Giorgio Spezi morto suicida: il dolore della Croce Rossa di Fano

Aveva scritto. “Ciao, ci vediamo domani”. Poi si è tolto la vita sparandosi a soli 29 anni. In lacrime i colleghi di lavoro nella sede di Fano della Croce Rossa, in provincia di Pesaro e Urbino.

Giorgio Spezi, 29 anni, residente a Sant’Orso insieme con i genitori, ha continuato a chattare con gli amici poi si è seduto in camera da letto, si è puntato alla tempia la sua pistola calibro 9, che deteneva legalmente, e si è sparato. Questa è la successione dei fatti secondo i  Carabinieri di Fano.

“L’ho trovato io” racconta alla stampa Daniela Cameracanna, presidente della Croce Rossa Italiana di Fano di cui Spezi era dipendente. “Siccome era molto preciso e puntuale, quando non si è presentato al lavoro l’abbiamo subito chiamato, ma non rispondeva. L’abbiamo aspettato e poi ho detto agli altri: ‘andiamo a sbrandarlo’. Pensavamo infatti che non gli fosse suonata la sveglia.
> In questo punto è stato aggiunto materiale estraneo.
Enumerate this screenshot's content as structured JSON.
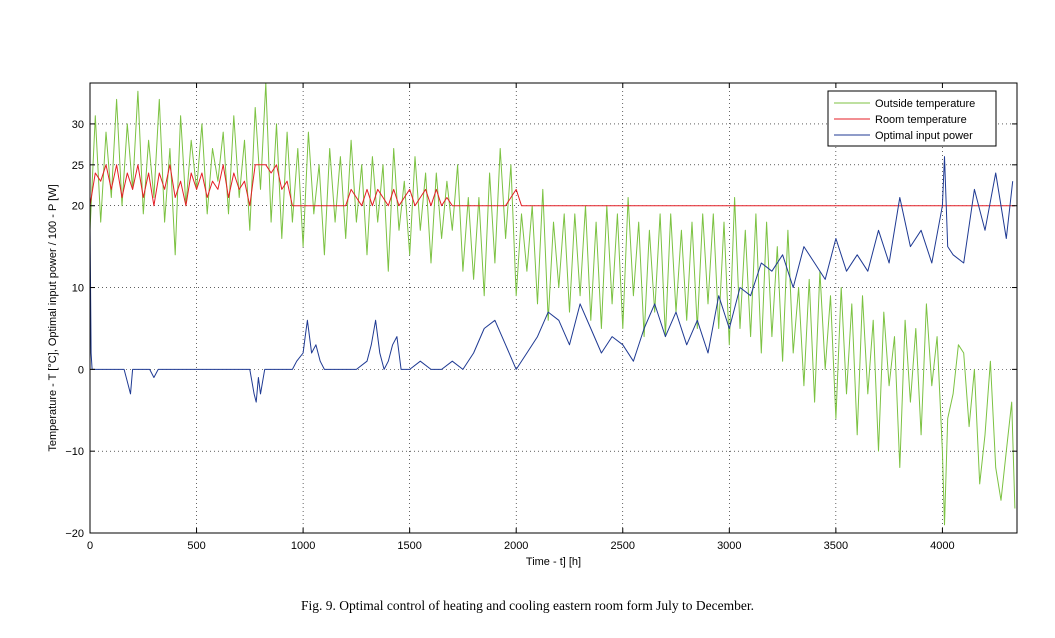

Ma anche alla porta di casa continuava a non rispondere. Così siamo andati al tabacchi del cognato, che ha le chiavi di casa… l’abbiamo trovato in camera da letto. Era un ragazzo d’oro, non mi capacito”.

A sentire gli amici, a Giorgio non mancava niente. “Conduceva una vita normale, suonava il basso e la chitarra, faceva sport, si era comprato da un mese l’auto dei suoi sogni e sebbene avesse chiuso con la fidanzata da poco tempo non sembrava particolarmente provato”. Per i Carabinieri che indagano sull’accaduto, invece, potrebbe essere stata proprio questa delusione sentimentale alla base del suo gesto. Il pm ha disposto l’autopsia.